The federal indictment filed against Rep. Duncan Hunter, R-California, and his wife, Margaret, paints them as petty and persistent grifters who never let being broke crimp a lifestyle illegally funded by dipping into campaign donor money for more than $250,000.

The couple allegedly used campaign funds to pay for groceries, bar tabs, vacations in Italy and London, dentist bills, golf shorts and even school tuition for their children to keep up appearances while they skirted insolvency, the indictment charged Tuesday.

Possibly one of the worst charges against Hunter, a Marine artillery officer who served in Iraq and left the Reserve as a major, was that he tried to pass off the use of campaign funds as a contribution to wounded veterans.

Hunter wanted to buy a pair of shorts for a golf outing in Hawaii but was out of money, the indictment charged.

Margaret Hunter "counseled him to buy the shorts at a golf pro shop so that they could falsely describe the purchase later as 'some [golf] balls for the wounded warriors,' " the indictment said.

Hunter also allegedly sought to use the military as an excuse to write off the family's $14,000 vacation in Italy in 2015, the indictment charged.

Hunter attempted to arrange a tour of a Navy facility to justify the expense, but the service responded that it could not accommodate him on the date he wanted. Hunter then told his chief of staff to "tell the Navy to go ---- themselves," the indictment said.

In response to the indictment, House Speaker Paul Ryan, R-Wisconsin, said Hunter is being stripped of his assignments to the House Armed Services, Transportation and Infrastructure, and Education and the Workforce committees.

"The charges against Rep. Hunter are deeply serious," Ryan said in a statement. "Now that he has been indicted, Rep. Hunter will be removed from his committee assignments pending the resolution of this matter."

Ryan noted that the House Ethics Committee had begun an investigation of Hunter but backed off at the request of the Justice Department. Hunter has since reimbursed his campaign for about $60,000, according to his lawyers.

Under federal law, the use of campaign funds is "restricted to supporting the candidate's election [or-re-election] efforts and cannot be used for their own or their family's use or enjoyment," the indictment said.

In addition, members of Congress "are expressly prohibited from spending campaign funds on clothing, vacations, household food items, school tuition, utilities, payments to recreational activities and entertainment not associated with the election campaign."

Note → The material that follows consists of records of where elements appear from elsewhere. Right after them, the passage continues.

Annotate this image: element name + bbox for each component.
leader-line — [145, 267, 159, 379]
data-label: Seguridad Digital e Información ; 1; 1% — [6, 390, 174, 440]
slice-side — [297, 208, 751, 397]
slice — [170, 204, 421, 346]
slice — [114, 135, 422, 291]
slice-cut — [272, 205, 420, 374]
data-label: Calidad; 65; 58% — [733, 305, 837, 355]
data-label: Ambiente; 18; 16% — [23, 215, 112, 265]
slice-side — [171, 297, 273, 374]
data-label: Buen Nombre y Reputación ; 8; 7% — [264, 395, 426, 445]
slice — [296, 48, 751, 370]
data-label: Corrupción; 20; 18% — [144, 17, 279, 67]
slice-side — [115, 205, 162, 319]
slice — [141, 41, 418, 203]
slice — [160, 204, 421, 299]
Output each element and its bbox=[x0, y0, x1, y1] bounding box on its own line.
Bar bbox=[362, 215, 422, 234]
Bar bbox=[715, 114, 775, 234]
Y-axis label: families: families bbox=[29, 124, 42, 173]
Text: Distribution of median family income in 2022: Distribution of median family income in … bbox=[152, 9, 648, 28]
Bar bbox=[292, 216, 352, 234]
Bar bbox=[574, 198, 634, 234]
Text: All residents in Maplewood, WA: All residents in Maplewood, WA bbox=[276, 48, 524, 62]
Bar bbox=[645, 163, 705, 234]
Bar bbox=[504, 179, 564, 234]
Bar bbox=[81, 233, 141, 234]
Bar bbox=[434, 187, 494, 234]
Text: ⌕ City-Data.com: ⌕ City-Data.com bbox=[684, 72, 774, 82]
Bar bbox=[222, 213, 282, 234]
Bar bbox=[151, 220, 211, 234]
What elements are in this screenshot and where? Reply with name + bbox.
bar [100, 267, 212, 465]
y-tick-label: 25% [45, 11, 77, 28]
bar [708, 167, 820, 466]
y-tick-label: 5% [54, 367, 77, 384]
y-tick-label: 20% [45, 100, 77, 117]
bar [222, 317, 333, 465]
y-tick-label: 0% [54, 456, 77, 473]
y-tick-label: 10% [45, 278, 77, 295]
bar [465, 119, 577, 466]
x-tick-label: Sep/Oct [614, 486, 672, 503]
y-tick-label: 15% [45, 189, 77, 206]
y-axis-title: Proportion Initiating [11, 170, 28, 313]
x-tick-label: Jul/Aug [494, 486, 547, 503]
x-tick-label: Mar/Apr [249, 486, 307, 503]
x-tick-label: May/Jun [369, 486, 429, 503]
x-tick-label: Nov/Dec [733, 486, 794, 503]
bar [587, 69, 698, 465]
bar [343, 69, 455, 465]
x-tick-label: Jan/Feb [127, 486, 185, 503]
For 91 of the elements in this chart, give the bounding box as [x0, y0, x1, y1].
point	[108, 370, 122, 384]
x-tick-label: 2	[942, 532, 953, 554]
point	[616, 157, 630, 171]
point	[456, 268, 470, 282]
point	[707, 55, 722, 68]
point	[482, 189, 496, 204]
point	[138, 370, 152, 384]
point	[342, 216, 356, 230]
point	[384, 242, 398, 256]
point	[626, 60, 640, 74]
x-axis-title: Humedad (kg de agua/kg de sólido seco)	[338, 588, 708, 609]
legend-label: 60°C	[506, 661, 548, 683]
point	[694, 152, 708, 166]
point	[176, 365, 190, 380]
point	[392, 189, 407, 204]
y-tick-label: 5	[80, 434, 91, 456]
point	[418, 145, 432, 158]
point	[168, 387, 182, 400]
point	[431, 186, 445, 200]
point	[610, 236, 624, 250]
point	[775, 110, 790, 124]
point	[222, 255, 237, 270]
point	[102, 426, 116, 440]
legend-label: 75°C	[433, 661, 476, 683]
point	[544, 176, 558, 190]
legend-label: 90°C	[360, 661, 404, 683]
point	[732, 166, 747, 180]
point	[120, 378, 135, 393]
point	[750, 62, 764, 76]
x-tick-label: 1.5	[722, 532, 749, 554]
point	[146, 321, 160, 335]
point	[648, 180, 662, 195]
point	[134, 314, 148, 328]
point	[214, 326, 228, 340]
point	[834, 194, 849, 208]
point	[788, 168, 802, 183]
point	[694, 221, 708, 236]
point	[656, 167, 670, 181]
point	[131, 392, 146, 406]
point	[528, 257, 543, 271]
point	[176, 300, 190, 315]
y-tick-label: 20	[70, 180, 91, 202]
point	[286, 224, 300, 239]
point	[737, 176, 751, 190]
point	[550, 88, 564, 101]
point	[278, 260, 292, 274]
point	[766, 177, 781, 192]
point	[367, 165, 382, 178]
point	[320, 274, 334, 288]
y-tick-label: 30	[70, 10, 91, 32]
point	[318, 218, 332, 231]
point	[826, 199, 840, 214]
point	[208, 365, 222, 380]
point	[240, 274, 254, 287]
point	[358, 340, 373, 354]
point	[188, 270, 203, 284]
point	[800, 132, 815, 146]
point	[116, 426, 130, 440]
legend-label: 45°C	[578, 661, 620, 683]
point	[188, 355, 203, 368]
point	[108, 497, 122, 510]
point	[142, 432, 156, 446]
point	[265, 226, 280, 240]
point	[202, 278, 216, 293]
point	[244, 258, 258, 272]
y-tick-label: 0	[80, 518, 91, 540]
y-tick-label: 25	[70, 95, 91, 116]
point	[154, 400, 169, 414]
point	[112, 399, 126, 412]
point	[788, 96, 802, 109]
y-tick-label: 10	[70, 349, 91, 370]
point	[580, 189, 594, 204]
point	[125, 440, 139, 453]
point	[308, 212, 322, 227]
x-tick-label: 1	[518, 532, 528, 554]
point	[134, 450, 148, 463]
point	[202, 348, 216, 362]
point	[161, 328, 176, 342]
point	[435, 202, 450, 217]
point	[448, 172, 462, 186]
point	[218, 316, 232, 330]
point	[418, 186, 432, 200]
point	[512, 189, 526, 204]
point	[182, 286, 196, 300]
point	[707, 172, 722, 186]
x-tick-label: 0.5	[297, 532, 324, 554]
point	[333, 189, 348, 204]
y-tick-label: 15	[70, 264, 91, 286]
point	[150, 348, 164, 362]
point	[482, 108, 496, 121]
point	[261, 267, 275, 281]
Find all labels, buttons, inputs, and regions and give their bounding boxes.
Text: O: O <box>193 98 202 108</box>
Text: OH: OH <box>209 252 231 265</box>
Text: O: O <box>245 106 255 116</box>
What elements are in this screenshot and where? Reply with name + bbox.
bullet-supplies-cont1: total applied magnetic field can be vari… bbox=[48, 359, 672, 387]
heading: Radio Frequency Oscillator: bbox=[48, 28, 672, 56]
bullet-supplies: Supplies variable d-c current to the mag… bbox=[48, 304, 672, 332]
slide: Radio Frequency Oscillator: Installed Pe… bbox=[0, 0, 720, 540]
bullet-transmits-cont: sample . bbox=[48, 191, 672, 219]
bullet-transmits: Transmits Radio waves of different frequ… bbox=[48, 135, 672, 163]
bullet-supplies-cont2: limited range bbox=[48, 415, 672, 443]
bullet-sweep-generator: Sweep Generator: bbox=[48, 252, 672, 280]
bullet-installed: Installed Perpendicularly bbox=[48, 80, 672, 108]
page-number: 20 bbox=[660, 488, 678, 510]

However, the Hunters "spent substantially more than they earned," the indictment said. "They overdrew their bank accounts more than 1,100 times in a seven-year period, resulting in approximately $37,761 in 'overdraft' and 'insufficient funds' bank fees."

The Hunters used campaign funds to cover $11,300 in charges at Costco, $5,700 at Walmart, $2,500 at Barnes & Noble, and $3,300 at Target, the indictment said.

One of their favorite stores was Albertsons and Haggen Food and Pharmacy. They went there 45 times between 2010 and 2016 and paid for $6,312.81 in groceries and household items with campaign funds, the indictment said.

Some of the examples cited in the indictment offered a vivid contrast between the amounts the Hunters were spending and their own personal worth.

In January 2010, Duncan Hunter spent $1,008.72 on a three-day ski weekend at a Nevada resort, the indictment said. During the weekend, Hunter also withdrew $20 from his personal bank account. That left him with a balance of $15.02, the indictment said.